Dopo giorni di discussioni un po’ paradossali su formule di coalizione, campi larghi, federatori e moderatori che hanno generato tensioni e frecciatine reciproche inutili visto che da qui al voto per le europee di giugno ogni ipotesi del genere è pura accademia, le opposizioni si presentano al voto sul Mes in ordine sparso. Pd, Azione, +Europa e renziani, uniche forze nell’arco parlamentare a votare a favore. Il M5S, che con Giuseppe Conte in aula ha alzato la voce più degli altri, si schiera contro. E Alleanza Verdi Sinistra sceglie l’astensione.

Lo scenario rappresenta un invito a nozze per Carlo Calenda, che della predica sullo smantellare i poli di centrodestra e centrosinistra in nome del buonsenso e della pragmatica moderazione ha fatto la missione di legislatura. «La maggioranza si è spaccata sul Mes e così ha fatto anche il campo largo – dice il leader di Azione – Mi pare la testimonianza che questo paese non si può governare con un bipolarismo che produce solo contraddizioni e figuracce».

Ma Elly Schlein, da giorni impegnata nell’esercizio zen di non dare adito a polemiche con gli eterni promessi alleati del M5S, sminuisce le divisioni e punta il dito con le contraddizioni, a suo dire ben più cogenti, tra le forze della maggioranza. «Oggi mi sembra che quella più evidente sia una spaccatura dentro il governo, che si dimostra incapace di trovare un compromesso su una rilevante questione europea» sostiene la segretaria del Partito democratico.

E le differenze tra le forze di opposizione? «Ci sono, lo diciamo tutti i giorni – concede Schlein – Ma sono le differenze dentro la maggioranza che oggi hanno reso evidente la debolezza di questo governo, eppure nessuno mette in discussione che possano governare insieme». E qui il suo pensiero non va tanto alla corsa ognuno-per-sé delle europee ma alle sfide territoriali, previste sempre in primavera.

Dalle parti del M5S il tema delle divisioni non è pervenuto, tutt’altro. Conte sta giocando la partita della visibilità e del posizionamento. Dice chiaramente che laddove ci sono temi comuni si può andare uniti. Altrimenti non si pone il problema, almeno per il momento.

Peraltro, ieri i 5 Stelle hanno sfidato la destra proprio sul terreno degli interessi nazionali, della sovranità: «Adesso vediamo chi sono i patrioti», ha detto più di un pentastellato prima di schiacciare il tasto del no al Mes insieme a Fratelli d’Italia e Lega. Avs ha voluto distinguersi con l’astensione e Fratoianni prova a porre il tema politico allargando l’inquadratura alla «logica di pacchetto» che Meloni diceva di sostenere e che pare essere stata bocciata assieme al Mes ieri.

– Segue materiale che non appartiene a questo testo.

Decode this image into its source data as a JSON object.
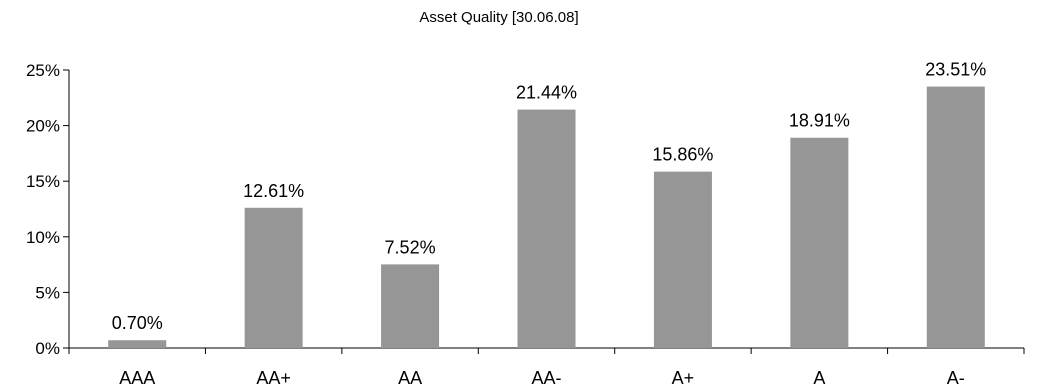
{
  "chart_data": {
    "type": "bar",
    "title": "Asset Quality [30.06.08]",
    "xlabel": "",
    "ylabel": "",
    "categories": [
      "AAA",
      "AA+",
      "AA",
      "AA-",
      "A+",
      "A",
      "A-"
    ],
    "values": [
      0.7,
      12.61,
      7.52,
      21.44,
      15.86,
      18.91,
      23.51
    ],
    "data_labels": [
      "0.70%",
      "12.61%",
      "7.52%",
      "21.44%",
      "15.86%",
      "18.91%",
      "23.51%"
    ],
    "ylim": [
      0,
      25
    ],
    "y_ticks": [
      0,
      5,
      10,
      15,
      20,
      25
    ],
    "y_tick_labels": [
      "0%",
      "5%",
      "10%",
      "15%",
      "20%",
      "25%"
    ],
    "grid": false,
    "legend": "none",
    "bar_color": "#969696"
  }
}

«La destra ha fatto un’operazione politica per tentare di cancellare dalla memoria collettiva e dal racconto di questi giorni quello che è accaduto davvero – argomenta il segretario di Si – La cosa più importante è stato il fallimento clamoroso sul punto decisivo: la riforma del Patto europeo di stabilità e crescita».

Fratoianni sostiene che il gran rifiuto di questi giorni serve a nascondere il ritorno dell’austerità: «Meloni aveva detto che avrebbe ratificato la riforma del Mes dopo aver chiuso la partita del Patto di Stabilità – osserva – Con questa operazione oggi ammette che andata malissimo per l’Italia. Quello che è avvenuto renderà più difficile mettere in campo politiche che riducano le diseguaglianze o che vadano a favore della transizione ecologica».

Il dem Enzo Amendola, che era ministro per gli affari europei nel governo Conte bis, segue un ragionamento analogo che conduce fino alle responsabilità del ministro dell’economia Giancarlo Giorgetti: «Aveva detto all’Ecofin che l’Italia avrebbe ratificato il Mes – sostiene Amendola – Lo dico col massimo rispetto: un ministro che viene sbugiardato da questa aula e sbeffeggiato dal leader del suo partito, è un ministro che dovrebbe trarre le conseguenze».